At first appearances local resolution seems to satisfy 98% of complainants. About 30% of cases concern clinical treatment6 and approximately 20% are about the attitude of staff or problems with clinical communications. However recent reports show a huge variation in the number of complaints between trusts of comparable size and in the professional groups who are the subject of complaint.6 Some of this lack of detail may reflect the fact that: “detailed information on local resolution will not be required”.2

This must raise questions as to the accuracy of the returns made by the reporting trusts. Longley in his review of the reforms suspected this was the case and felt that: “in reality there has not been as great a change to complaints procedures as was first heralded and that the systemic flaws remain”.8 These include the fact that complaints are still dealt with largely as an internal matter and that the principles are inconsistently applied. The increase in medical litigation reported by Frank Dobson on 29 April 1998 in a press release would support the view that it is likely that many of the 98% of patients for whom resolution appeared to be successful at a local level were in fact dissatisfied and sought remedy in the courts.

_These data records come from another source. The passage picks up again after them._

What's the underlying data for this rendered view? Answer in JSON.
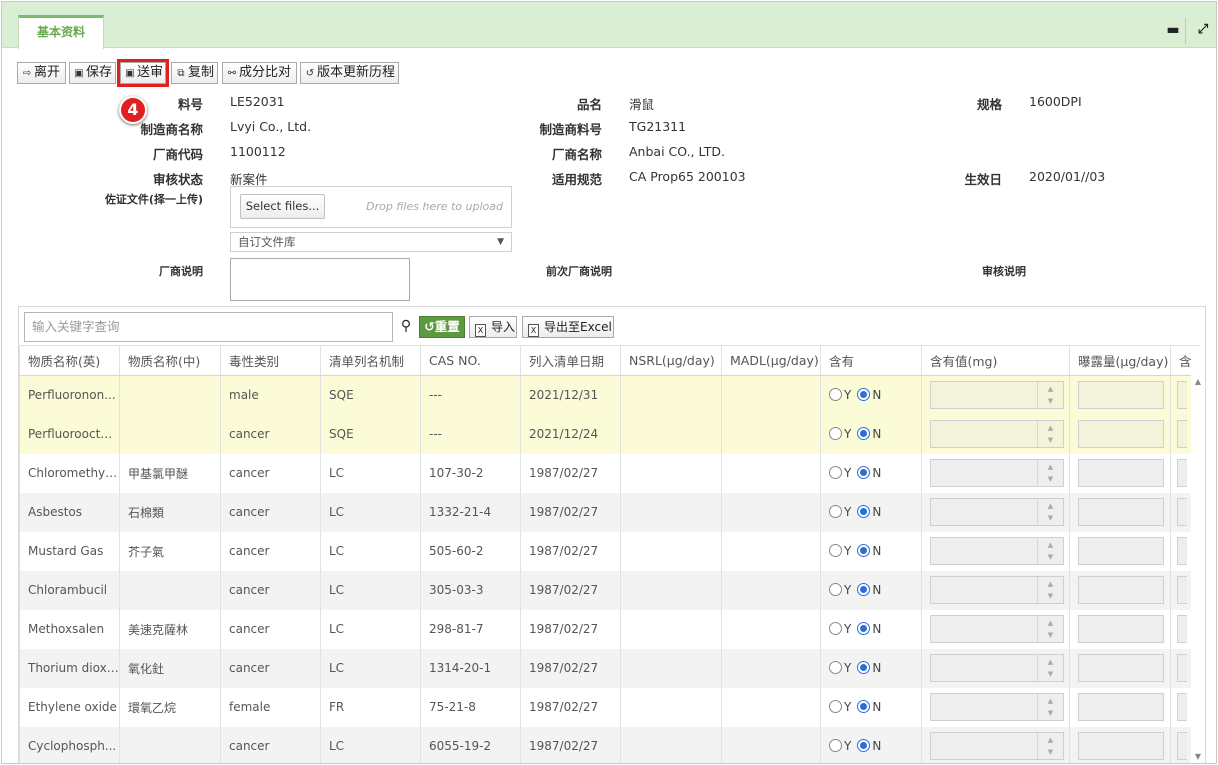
{
  "tab": {
    "label": "基本资料"
  },
  "window_controls": {
    "minimize": "▬",
    "expand": "⤢"
  },
  "toolbar": [
    {
      "name": "leave-button",
      "icon": "exit-icon",
      "glyph": "⇨",
      "label": "离开"
    },
    {
      "name": "save-button",
      "icon": "save-icon",
      "glyph": "▣",
      "label": "保存"
    },
    {
      "name": "submit-review-button",
      "icon": "save-icon",
      "glyph": "▣",
      "label": "送审"
    },
    {
      "name": "copy-button",
      "icon": "copy-icon",
      "glyph": "⧉",
      "label": "复制"
    },
    {
      "name": "compare-button",
      "icon": "link-icon",
      "glyph": "⚯",
      "label": "成分比对"
    },
    {
      "name": "history-button",
      "icon": "history-icon",
      "glyph": "↺",
      "label": "版本更新历程"
    }
  ],
  "step_badge": "4",
  "form": {
    "part_no_label": "料号",
    "part_no": "LE52031",
    "product_name_label": "品名",
    "product_name": "滑鼠",
    "spec_label": "规格",
    "spec": "1600DPI",
    "maker_name_label": "制造商名称",
    "maker_name": "Lvyi Co., Ltd.",
    "maker_part_label": "制造商料号",
    "maker_part": "TG21311",
    "vendor_code_label": "厂商代码",
    "vendor_code": "1100112",
    "vendor_name_label": "厂商名称",
    "vendor_name": "Anbai CO., LTD.",
    "review_status_label": "审核状态",
    "review_status": "新案件",
    "regulation_label": "适用规范",
    "regulation": "CA Prop65 200103",
    "effective_label": "生效日",
    "effective_date": "2020/01//03",
    "evidence_label": "佐证文件(择一上传)",
    "select_files": "Select files...",
    "drop_hint": "Drop files here to upload",
    "library_select": "自订文件库",
    "vendor_note_label": "厂商说明",
    "prev_vendor_note_label": "前次厂商说明",
    "review_note_label": "审核说明"
  },
  "grid": {
    "search_placeholder": "输入关键字查询",
    "reset_label": "重置",
    "import_label": "导入",
    "export_label": "导出至Excel",
    "columns": [
      "物质名称(英)",
      "物质名称(中)",
      "毒性类别",
      "清单列名机制",
      "CAS NO.",
      "列入清单日期",
      "NSRL(μg/day)",
      "MADL(μg/day)",
      "含有",
      "含有值(mg)",
      "曝露量(μg/day)",
      "含"
    ],
    "yes_label": "Y",
    "no_label": "N",
    "rows": [
      {
        "en": "Perfluoronon...",
        "zh": "",
        "tox": "male",
        "mech": "SQE",
        "cas": "---",
        "date": "2021/12/31",
        "nsrl": "",
        "madl": "",
        "contains": "N",
        "style": "hl"
      },
      {
        "en": "Perfluoroocta...",
        "zh": "",
        "tox": "cancer",
        "mech": "SQE",
        "cas": "---",
        "date": "2021/12/24",
        "nsrl": "",
        "madl": "",
        "contains": "N",
        "style": "hl"
      },
      {
        "en": "Chloromethyl ...",
        "zh": "甲基氯甲醚",
        "tox": "cancer",
        "mech": "LC",
        "cas": "107-30-2",
        "date": "1987/02/27",
        "nsrl": "",
        "madl": "",
        "contains": "N",
        "style": "odd"
      },
      {
        "en": "Asbestos",
        "zh": "石棉類",
        "tox": "cancer",
        "mech": "LC",
        "cas": "1332-21-4",
        "date": "1987/02/27",
        "nsrl": "",
        "madl": "",
        "contains": "N",
        "style": "even"
      },
      {
        "en": "Mustard Gas",
        "zh": "芥子氣",
        "tox": "cancer",
        "mech": "LC",
        "cas": "505-60-2",
        "date": "1987/02/27",
        "nsrl": "",
        "madl": "",
        "contains": "N",
        "style": "odd"
      },
      {
        "en": "Chlorambucil",
        "zh": "",
        "tox": "cancer",
        "mech": "LC",
        "cas": "305-03-3",
        "date": "1987/02/27",
        "nsrl": "",
        "madl": "",
        "contains": "N",
        "style": "even"
      },
      {
        "en": "Methoxsalen",
        "zh": "美速克薩林",
        "tox": "cancer",
        "mech": "LC",
        "cas": "298-81-7",
        "date": "1987/02/27",
        "nsrl": "",
        "madl": "",
        "contains": "N",
        "style": "odd"
      },
      {
        "en": "Thorium dioxide",
        "zh": "氧化釷",
        "tox": "cancer",
        "mech": "LC",
        "cas": "1314-20-1",
        "date": "1987/02/27",
        "nsrl": "",
        "madl": "",
        "contains": "N",
        "style": "even"
      },
      {
        "en": "Ethylene oxide",
        "zh": "環氧乙烷",
        "tox": "female",
        "mech": "FR",
        "cas": "75-21-8",
        "date": "1987/02/27",
        "nsrl": "",
        "madl": "",
        "contains": "N",
        "style": "odd"
      },
      {
        "en": "Cyclophosph...",
        "zh": "",
        "tox": "cancer",
        "mech": "LC",
        "cas": "6055-19-2",
        "date": "1987/02/27",
        "nsrl": "",
        "madl": "",
        "contains": "N",
        "style": "even"
      }
    ]
  }
}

About 2% of cases request independent review and this is granted by the convener in about 0.4% of cases.6 One in four of these cases, however, fail to be concluded within the performance target of six months from the request by the complainant. On occasions this may reflect the difficulties arising from multiagency complaints, where other groups will be involved in any investigations. The panel is a committee of the trust or health authority and is covered by their indemnity policy. The convener, at least, will be a local person. Their impartiality must therefore be questioned and the low number of cases accepted would lend some support to this view.


The types of complaint the commissioner can investigate are limited and exclude problems which initially involve a disciplinary element or are the subject of legal remedy. Although he is unable to investigate failures by a health body to provide services, policy matters such as the prescription of Viagra are excluded. The existence of differences in prescribing according to “post code” are therefore outside his jurisdiction.

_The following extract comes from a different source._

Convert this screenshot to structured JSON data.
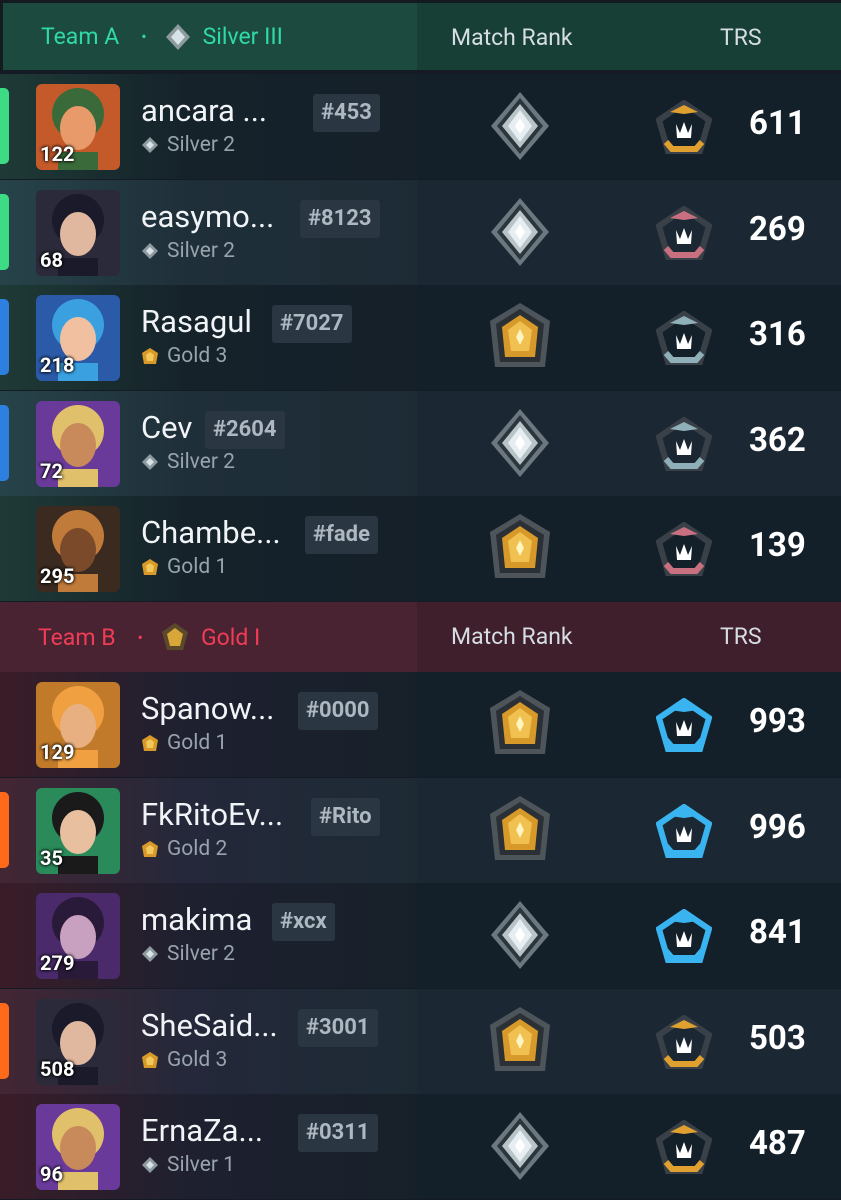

The commissioner has expressed his hope that his reports will be used to better train staff and so limit complaints, thus meeting some of the objectives of the procedure. The question must be asked as to how can this be successfully implemented in the clinical setting, which is the source of the vast majority of complaints.6 There may be some hope in the small fall in complaints between 1996–97 and 1997–98 of about 3%.6 However, this fails to take account of the possibility that these are now being directed into litigation instead. The future possibility of the use of “no win no fee” approach may accelerate such changes and further encourage the use of the complaints procedure as a mere “fishing” expedition.

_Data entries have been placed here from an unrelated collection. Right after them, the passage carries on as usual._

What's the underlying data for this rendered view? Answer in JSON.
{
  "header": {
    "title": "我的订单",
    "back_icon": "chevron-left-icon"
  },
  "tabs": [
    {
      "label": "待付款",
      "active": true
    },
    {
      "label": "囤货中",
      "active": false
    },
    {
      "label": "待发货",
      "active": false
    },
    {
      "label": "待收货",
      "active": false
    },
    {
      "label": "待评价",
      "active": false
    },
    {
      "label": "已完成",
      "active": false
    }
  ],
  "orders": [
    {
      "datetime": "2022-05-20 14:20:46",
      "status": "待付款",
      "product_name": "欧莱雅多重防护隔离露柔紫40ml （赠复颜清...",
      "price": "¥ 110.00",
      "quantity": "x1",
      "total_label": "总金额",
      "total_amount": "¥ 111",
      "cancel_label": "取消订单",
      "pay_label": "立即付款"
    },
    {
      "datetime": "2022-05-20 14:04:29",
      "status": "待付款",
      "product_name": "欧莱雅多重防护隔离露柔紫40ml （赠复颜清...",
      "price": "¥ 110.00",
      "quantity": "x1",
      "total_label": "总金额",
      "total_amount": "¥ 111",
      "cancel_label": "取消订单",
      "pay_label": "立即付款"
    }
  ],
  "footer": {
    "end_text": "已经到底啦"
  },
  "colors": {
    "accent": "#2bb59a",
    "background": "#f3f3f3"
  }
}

In summary to quote from Longley8:

“The most fundamental shortcoming of the British health complaints system is that . . . . . .it is not grounded in legislation or a statutory code of rights, there is therefore nothing tangible enough for the complaints process to bite on. General principles are fine, those put forward by the Wilson Committee are exemplary, but the important question is how these are upheld and able to be encashed . . . . . . . . . and there is little support from the Patient’s Charter which is light-weight, not in its aspirations, but in its punch”.